Além do risco de contaminação, o uso do colírio após o período recomendado pode reduzir a eficácia do tratamento e aumentar as chances de complicações.
"Além de perderem a eficácia, eles podem causar irritações, alergias e até infecções oculares, que demandam tratamentos mais complexos", alerta Dr.
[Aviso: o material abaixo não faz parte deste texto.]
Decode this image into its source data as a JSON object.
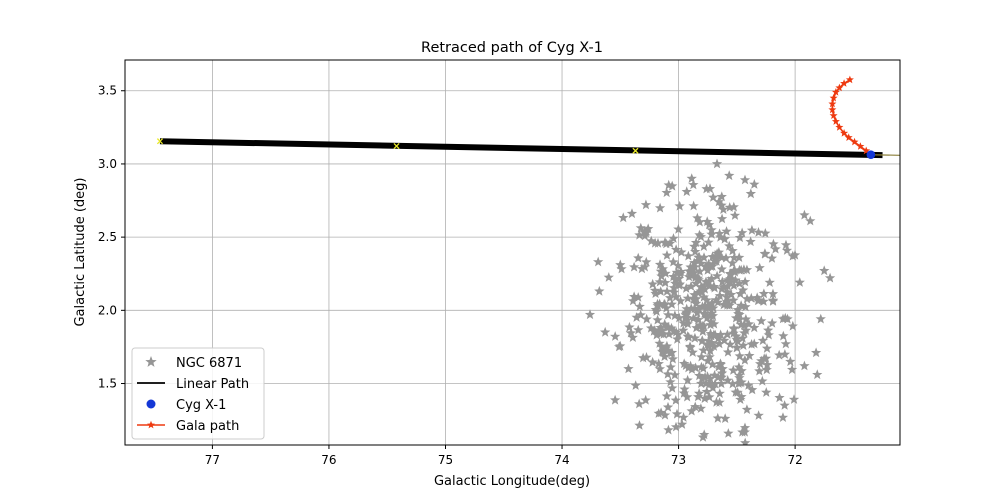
{
  "chart_data": {
    "type": "scatter",
    "title": "Retraced path of Cyg X-1",
    "xlabel": "Galactic Longitude(deg)",
    "ylabel": "Galactic Latitude (deg)",
    "x_inverted": true,
    "xlim": [
      77.75,
      71.1
    ],
    "ylim": [
      1.08,
      3.71
    ],
    "xticks": [
      77,
      76,
      75,
      74,
      73,
      72
    ],
    "yticks": [
      1.5,
      2.0,
      2.5,
      3.0,
      3.5
    ],
    "xtick_labels": [
      "77",
      "76",
      "75",
      "74",
      "73",
      "72"
    ],
    "ytick_labels": [
      "1.5",
      "2.0",
      "2.5",
      "3.0",
      "3.5"
    ],
    "grid": true,
    "legend_position": "lower-left",
    "legend": [
      "NGC 6871",
      "Linear Path",
      "Cyg X-1",
      "Gala path"
    ],
    "cluster": {
      "name": "NGC 6871",
      "color": "#969696",
      "center": [
        72.78,
        1.97
      ],
      "spread": [
        0.34,
        0.38
      ],
      "count": 520,
      "sample_points": [
        [
          72.67,
          3.0
        ],
        [
          72.43,
          2.89
        ],
        [
          72.35,
          2.86
        ],
        [
          72.73,
          2.83
        ],
        [
          72.93,
          2.81
        ],
        [
          71.92,
          2.65
        ],
        [
          71.87,
          2.61
        ],
        [
          73.28,
          2.72
        ],
        [
          73.4,
          2.66
        ],
        [
          73.69,
          2.33
        ],
        [
          73.68,
          2.13
        ],
        [
          73.5,
          2.31
        ],
        [
          71.75,
          2.27
        ],
        [
          71.7,
          2.22
        ],
        [
          71.96,
          2.19
        ],
        [
          71.78,
          1.94
        ],
        [
          71.82,
          1.71
        ],
        [
          71.92,
          1.62
        ],
        [
          71.81,
          1.56
        ],
        [
          72.09,
          1.35
        ],
        [
          73.76,
          1.97
        ],
        [
          73.63,
          1.85
        ],
        [
          73.51,
          1.75
        ],
        [
          73.43,
          1.6
        ],
        [
          73.15,
          1.3
        ],
        [
          72.97,
          1.22
        ],
        [
          72.78,
          1.15
        ],
        [
          72.6,
          1.26
        ],
        [
          72.47,
          1.39
        ],
        [
          72.02,
          2.37
        ]
      ]
    },
    "linear_path": {
      "name": "Linear Path",
      "color": "#000000",
      "x": [
        77.45,
        71.25
      ],
      "y": [
        3.155,
        3.06
      ],
      "extension": {
        "color": "#8b7f3a",
        "x": [
          71.36,
          71.1
        ],
        "y": [
          3.063,
          3.059
        ]
      }
    },
    "linear_path_markers": {
      "color": "#e8e829",
      "x": [
        77.45,
        75.42,
        73.37
      ],
      "y": [
        3.155,
        3.122,
        3.09
      ]
    },
    "source": {
      "name": "Cyg X-1",
      "color": "#1437d6",
      "x": 71.35,
      "y": 3.063
    },
    "gala_path": {
      "name": "Gala path",
      "color": "#ee3a10",
      "x": [
        71.35,
        71.39,
        71.44,
        71.49,
        71.54,
        71.58,
        71.62,
        71.65,
        71.67,
        71.68,
        71.68,
        71.67,
        71.65,
        71.62,
        71.58,
        71.53
      ],
      "y": [
        3.063,
        3.09,
        3.12,
        3.15,
        3.18,
        3.21,
        3.25,
        3.29,
        3.33,
        3.37,
        3.41,
        3.45,
        3.49,
        3.52,
        3.55,
        3.575
      ]
    }
  }
}
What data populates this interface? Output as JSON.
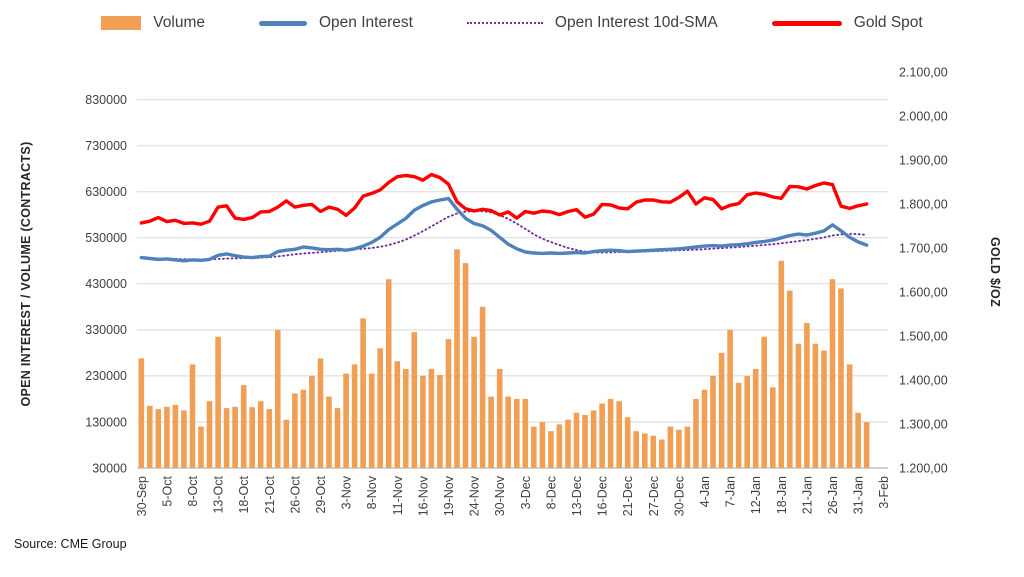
{
  "source_note": "Source: CME Group",
  "chart_data": {
    "type": "bar",
    "title": "",
    "ylabel_left": "OPEN INTEREST / VOLUME (CONTRACTS)",
    "ylabel_right": "GOLD $/OZ",
    "x_tick_step": 3,
    "grid": "horizontal",
    "legend_position": "top",
    "left_axis": {
      "min": 30000,
      "max": 890000,
      "ticks": [
        {
          "label": "30000",
          "value": 30000
        },
        {
          "label": "130000",
          "value": 130000
        },
        {
          "label": "230000",
          "value": 230000
        },
        {
          "label": "330000",
          "value": 330000
        },
        {
          "label": "430000",
          "value": 430000
        },
        {
          "label": "530000",
          "value": 530000
        },
        {
          "label": "630000",
          "value": 630000
        },
        {
          "label": "730000",
          "value": 730000
        },
        {
          "label": "830000",
          "value": 830000
        }
      ]
    },
    "right_axis": {
      "min": 1200,
      "max": 2100,
      "ticks": [
        {
          "label": "1.200,00",
          "value": 1200
        },
        {
          "label": "1.300,00",
          "value": 1300
        },
        {
          "label": "1.400,00",
          "value": 1400
        },
        {
          "label": "1.500,00",
          "value": 1500
        },
        {
          "label": "1.600,00",
          "value": 1600
        },
        {
          "label": "1.700,00",
          "value": 1700
        },
        {
          "label": "1.800,00",
          "value": 1800
        },
        {
          "label": "1.900,00",
          "value": 1900
        },
        {
          "label": "2.000,00",
          "value": 2000
        },
        {
          "label": "2.100,00",
          "value": 2100
        }
      ]
    },
    "dates": [
      "30-Sep",
      "1-Oct",
      "4-Oct",
      "5-Oct",
      "6-Oct",
      "7-Oct",
      "8-Oct",
      "11-Oct",
      "12-Oct",
      "13-Oct",
      "14-Oct",
      "15-Oct",
      "18-Oct",
      "19-Oct",
      "20-Oct",
      "21-Oct",
      "22-Oct",
      "25-Oct",
      "26-Oct",
      "27-Oct",
      "28-Oct",
      "29-Oct",
      "1-Nov",
      "2-Nov",
      "3-Nov",
      "4-Nov",
      "5-Nov",
      "8-Nov",
      "9-Nov",
      "10-Nov",
      "11-Nov",
      "12-Nov",
      "15-Nov",
      "16-Nov",
      "17-Nov",
      "18-Nov",
      "19-Nov",
      "22-Nov",
      "23-Nov",
      "24-Nov",
      "26-Nov",
      "29-Nov",
      "30-Nov",
      "1-Dec",
      "2-Dec",
      "3-Dec",
      "6-Dec",
      "7-Dec",
      "8-Dec",
      "9-Dec",
      "10-Dec",
      "13-Dec",
      "14-Dec",
      "15-Dec",
      "16-Dec",
      "17-Dec",
      "20-Dec",
      "21-Dec",
      "22-Dec",
      "23-Dec",
      "27-Dec",
      "28-Dec",
      "29-Dec",
      "30-Dec",
      "31-Dec",
      "3-Jan",
      "4-Jan",
      "5-Jan",
      "6-Jan",
      "7-Jan",
      "10-Jan",
      "11-Jan",
      "12-Jan",
      "13-Jan",
      "14-Jan",
      "18-Jan",
      "19-Jan",
      "20-Jan",
      "21-Jan",
      "24-Jan",
      "25-Jan",
      "26-Jan",
      "27-Jan",
      "28-Jan",
      "31-Jan",
      "1-Feb",
      "2-Feb",
      "3-Feb"
    ],
    "series": [
      {
        "name": "Volume",
        "type": "bar",
        "axis": "left",
        "color": "#F09F55",
        "values": [
          268000,
          165000,
          158000,
          163000,
          167000,
          155000,
          255000,
          120000,
          175000,
          315000,
          160000,
          163000,
          210000,
          162000,
          175000,
          158000,
          330000,
          135000,
          192000,
          200000,
          230000,
          268000,
          185000,
          160000,
          235000,
          255000,
          355000,
          235000,
          290000,
          440000,
          262000,
          245000,
          325000,
          230000,
          245000,
          232000,
          310000,
          505000,
          475000,
          315000,
          380000,
          185000,
          245000,
          185000,
          180000,
          180000,
          120000,
          130000,
          110000,
          125000,
          135000,
          150000,
          145000,
          155000,
          170000,
          180000,
          175000,
          140000,
          110000,
          105000,
          100000,
          92000,
          120000,
          113000,
          120000,
          180000,
          200000,
          230000,
          280000,
          330000,
          215000,
          230000,
          245000,
          315000,
          205000,
          480000,
          415000,
          300000,
          345000,
          300000,
          285000,
          440000,
          420000,
          255000,
          150000,
          130000,
          null,
          null
        ]
      },
      {
        "name": "Open Interest",
        "type": "line",
        "axis": "left",
        "color": "#4F81BD",
        "values": [
          487000,
          485000,
          483000,
          484000,
          482000,
          480000,
          482000,
          481000,
          483000,
          492000,
          495000,
          491000,
          488000,
          487000,
          489000,
          490000,
          500000,
          503000,
          505000,
          510000,
          508000,
          505000,
          504000,
          505000,
          503000,
          506000,
          512000,
          520000,
          531000,
          548000,
          560000,
          572000,
          590000,
          600000,
          608000,
          612000,
          615000,
          592000,
          572000,
          561000,
          556000,
          546000,
          531000,
          516000,
          506000,
          499000,
          497000,
          496000,
          497000,
          496000,
          497000,
          498000,
          497000,
          500000,
          502000,
          503000,
          502000,
          500000,
          501000,
          502000,
          503000,
          504000,
          505000,
          506000,
          508000,
          510000,
          512000,
          513000,
          512000,
          514000,
          515000,
          517000,
          520000,
          522000,
          525000,
          530000,
          535000,
          538000,
          536000,
          540000,
          545000,
          558000,
          545000,
          531000,
          521000,
          514000,
          null,
          null
        ]
      },
      {
        "name": "Open Interest 10d-SMA",
        "type": "line-dotted",
        "axis": "left",
        "color": "#7030A0",
        "derived_from": "Open Interest",
        "window": 10
      },
      {
        "name": "Gold Spot",
        "type": "line",
        "axis": "right",
        "color": "#FF0000",
        "values": [
          1757,
          1761,
          1769,
          1760,
          1763,
          1756,
          1757,
          1754,
          1761,
          1793,
          1796,
          1768,
          1765,
          1769,
          1782,
          1783,
          1793,
          1807,
          1793,
          1797,
          1799,
          1783,
          1793,
          1788,
          1774,
          1791,
          1818,
          1824,
          1832,
          1849,
          1862,
          1865,
          1862,
          1854,
          1867,
          1860,
          1845,
          1805,
          1789,
          1784,
          1788,
          1785,
          1775,
          1782,
          1768,
          1783,
          1779,
          1784,
          1782,
          1776,
          1783,
          1787,
          1770,
          1777,
          1799,
          1798,
          1791,
          1789,
          1804,
          1809,
          1809,
          1805,
          1804,
          1815,
          1829,
          1800,
          1814,
          1810,
          1789,
          1797,
          1801,
          1821,
          1825,
          1822,
          1816,
          1813,
          1840,
          1839,
          1834,
          1842,
          1848,
          1844,
          1795,
          1790,
          1796,
          1800,
          null,
          null
        ]
      }
    ]
  }
}
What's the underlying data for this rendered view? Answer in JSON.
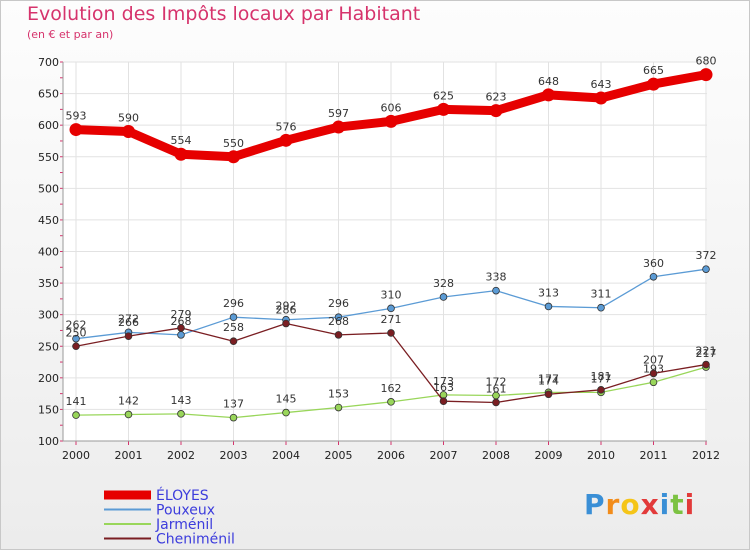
{
  "title": "Evolution des Impôts locaux par Habitant",
  "subtitle": "(en € et par an)",
  "brand": {
    "letters": [
      "P",
      "r",
      "o",
      "x",
      "i",
      "t",
      "i"
    ],
    "colors": [
      "#3a8fd6",
      "#f28c1a",
      "#f5c518",
      "#e23a3a",
      "#3a8fd6",
      "#7cc242",
      "#e23a3a"
    ]
  },
  "chart_data": {
    "type": "line",
    "x": [
      "2000",
      "2001",
      "2002",
      "2003",
      "2004",
      "2005",
      "2006",
      "2007",
      "2008",
      "2009",
      "2010",
      "2011",
      "2012"
    ],
    "ylim": [
      100,
      700
    ],
    "yticks": [
      "100",
      "150",
      "200",
      "250",
      "300",
      "350",
      "400",
      "450",
      "500",
      "550",
      "600",
      "650",
      "700"
    ],
    "grid": true,
    "legend_placement": "bottom-left",
    "series": [
      {
        "name": "ÉLOYES",
        "color": "#e60000",
        "legend_color": "#3c3cdc",
        "emphasis": true,
        "values": [
          593,
          590,
          554,
          550,
          576,
          597,
          606,
          625,
          623,
          648,
          643,
          665,
          680
        ],
        "labels": [
          "593",
          "590",
          "554",
          "550",
          "576",
          "597",
          "606",
          "625",
          "623",
          "648",
          "643",
          "665",
          "680"
        ]
      },
      {
        "name": "Pouxeux",
        "color": "#5b9bd5",
        "legend_color": "#3c3cdc",
        "values": [
          262,
          272,
          268,
          296,
          292,
          296,
          310,
          328,
          338,
          313,
          311,
          360,
          372
        ],
        "labels": [
          "262",
          "272",
          "268",
          "296",
          "292",
          "296",
          "310",
          "328",
          "338",
          "313",
          "311",
          "360",
          "372"
        ]
      },
      {
        "name": "Jarménil",
        "color": "#99d65a",
        "legend_color": "#3c3cdc",
        "values": [
          141,
          142,
          143,
          137,
          145,
          153,
          162,
          173,
          172,
          177,
          177,
          193,
          217
        ],
        "labels": [
          "141",
          "142",
          "143",
          "137",
          "145",
          "153",
          "162",
          "173",
          "172",
          "177",
          "177",
          "193",
          "217"
        ]
      },
      {
        "name": "Cheniménil",
        "color": "#7a1e22",
        "legend_color": "#3c3cdc",
        "values": [
          250,
          266,
          279,
          258,
          286,
          268,
          271,
          163,
          161,
          174,
          181,
          207,
          221
        ],
        "labels": [
          "250",
          "266",
          "279",
          "258",
          "286",
          "268",
          "271",
          "163",
          "161",
          "174",
          "181",
          "207",
          "221"
        ]
      }
    ]
  }
}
Antônio Sardinha.
Para evitar esses problemas, o oftalmologista orienta que o paciente adote alguns cuidados simples no dia a dia.
O primeiro deles é sempre conferir as recomendações da bula sobre o tempo de uso após a abertura do frasco.
Também é importante manter o medicamento bem fechado, armazená-lo conforme as orientações do fabricante, longe de calor excessivo e da luz solar direta e nunca utilizar o produto caso apresente alterações de cor, cheiro ou consistência.
Outra recomendação é anotar a data em que o frasco foi aberto.
Esse hábito facilita o controle do prazo de descarte e reduz o risco de utilizar um medicamento que já não oferece segurança para os olhos.
O especialista também reforça que qualquer reação inesperada, como ardência intensa, vermelhidão persistente, dor ou piora dos sintomas, deve ser avaliada por um oftalmologista.
A automedicação ou a reutilização de colírios antigos podem atrasar o diagnóstico e agravar problemas oculares.
"Cuidar da higiene e observar esses cuidados simples ajuda a preservar a saúde dos olhos e a eficácia do tratamento", conclui Dr. Antônio Sardinha.
Pequenas atitudes, como respeitar o prazo de uso após a abertura e armazenar corretamente o medicamento, fazem diferença para manter a eficácia do tratamento e reduzir o risco de infecções e outras complicações oculares.